Они бродили по улицам. Казалось, бесцельно. Но вот – нашли! Убогая забегаловка. В неё пускали и кошек и собак.
– Семьдесят второй есть? Да? Нет? Да?
– Да!
Бутылка портвейна на хромом столе. Бутылка – символ! Символ чего? Не важно.
Они разговаривали, с охотой вспоминая то время, когда были веселыми и печальными, сильными, ловкими, смелыми, безрассудными, глупыми, влюбленными, легковозбудимыми, похотливыми, порывистыми, страстными, голодными, кровожадными, алчными, болтливыми, хвастливыми, нескромными, неисправимыми, уверенными, очаровательными, обаятельными, благородными, отчаянными, лихими, честными, сентиментальными, остроумными, общительными, добрыми, беспокойными, безмятежными, щедрыми, нежными, ласковыми, впечатлительными, искренними, бескорыстными, доверчивыми, непредвзятыми, непостоянными и одурманенными молодостью …то время, когда слыли мечтателями. Вспоминали серый город, высушенный суховеем, и переполненные трамваи, и жидкое пиво в потертых киосках, и пережаренную мойву, и бурелые помидоры в ящиках-развалюхах на углах. Вспоминали время, когда они были… Да кем только они не были: нигилистами и максималистами, интернационалистами и первооткрывателями, хулиганами и героями, девственниками и атеистами, эпикурейцами и гедонистами, дилетантами, спортсменами, отличниками, шалопаями, стилягами и настоящими пижонами.
Они быстро пьянели.
– Прозит, – сказал Анатолий.
– Я ничем не могу тебе помочь, – сказал Павел, улучив момент и прервав паузу. Конечно, момент не удачный. А разве он может быть иным? Для того чтобы сообщить вот эту безрадостную истину – выплеснуть в лицо другу, как остатки прокисшего вина.

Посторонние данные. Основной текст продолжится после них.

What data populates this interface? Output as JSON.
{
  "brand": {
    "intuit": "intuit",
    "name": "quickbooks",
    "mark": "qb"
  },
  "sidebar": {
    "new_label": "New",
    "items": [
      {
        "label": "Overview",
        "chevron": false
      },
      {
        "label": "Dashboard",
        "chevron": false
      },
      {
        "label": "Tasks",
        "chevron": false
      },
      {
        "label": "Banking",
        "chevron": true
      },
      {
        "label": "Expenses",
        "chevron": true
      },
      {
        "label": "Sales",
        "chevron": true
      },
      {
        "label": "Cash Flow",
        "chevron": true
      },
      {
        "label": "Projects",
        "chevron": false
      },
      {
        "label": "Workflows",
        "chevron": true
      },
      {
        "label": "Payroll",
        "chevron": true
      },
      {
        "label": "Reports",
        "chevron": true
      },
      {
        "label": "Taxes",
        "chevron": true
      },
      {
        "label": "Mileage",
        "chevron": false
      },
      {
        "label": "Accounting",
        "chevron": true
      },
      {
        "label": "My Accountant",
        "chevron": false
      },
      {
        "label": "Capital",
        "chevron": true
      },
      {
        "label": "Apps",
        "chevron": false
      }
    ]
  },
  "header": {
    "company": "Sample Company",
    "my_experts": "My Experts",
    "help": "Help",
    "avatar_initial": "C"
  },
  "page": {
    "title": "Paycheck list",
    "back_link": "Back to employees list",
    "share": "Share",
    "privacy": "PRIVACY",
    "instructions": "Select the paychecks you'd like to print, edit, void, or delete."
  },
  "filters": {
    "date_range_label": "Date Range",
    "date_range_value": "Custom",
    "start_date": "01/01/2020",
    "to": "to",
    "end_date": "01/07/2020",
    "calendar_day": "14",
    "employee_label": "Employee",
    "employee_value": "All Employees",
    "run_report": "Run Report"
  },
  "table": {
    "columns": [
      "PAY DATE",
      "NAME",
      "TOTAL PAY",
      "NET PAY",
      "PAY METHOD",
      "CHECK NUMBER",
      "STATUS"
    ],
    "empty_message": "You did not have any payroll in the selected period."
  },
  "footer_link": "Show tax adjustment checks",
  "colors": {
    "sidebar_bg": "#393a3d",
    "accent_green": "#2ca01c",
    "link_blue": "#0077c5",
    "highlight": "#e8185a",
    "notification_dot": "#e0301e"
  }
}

– А, ладно, – как бы между прочим откликнулся друг.
Павел опаздывал и гнал – гнал, обгоняя. Он входил в повороты на восьмидесяти, а выходя – прибавлял.
“Вот только этот проклятый туман!” – думалось ему.
Туман рваными неровными сгустками то падал прямо на ветровое стекло, то огромным, расползающимся кольцом поднимался вверх, чтобы чуть выше крон деревьев мгновенно растаять без следа. Он что ли вывел его из себя? Или он просто перепутал педаль тормоза и педаль газа?
Педаль тормоза будто провалилась. О, Боже, и не дотянуться до нее! Он вдруг ощутил себя ребенком – он сидит на стуле, болтает ножками и не достает до пола, и весь большой мир враждебен к нему, и хочется закричать: “Мама, мама-а”.
“Нива” вылетела из-за поворота, как безумная, и по широкой параболе стала выворачивать.
Туман то рассеивался, будто кто-то расталкивал его плечами, то становился гуще, будто кто-то подливал в него сметану.
“Тормоз? В порядке! Просто слишком быстро. Ничего, как-нибудь выверну! Классный гонщик всегда обгоняет на поворотах. Так учили Мирового Парня2
”.Как-то случайно, без повода, не связывая эту ассоциацию ни с чем определенным, отталкиваясь в мыслях своих от воздуха, от пустоты, от тумана, он вспомнил старый фильм и переключил на третью. Двигатель капризно взревел, не желая мириться с потерей скорости. И Павел вдруг ясно увидел, шоссе впереди – пустое. Никого там нет.
“Ну и хорошо. Выверну. Легко”.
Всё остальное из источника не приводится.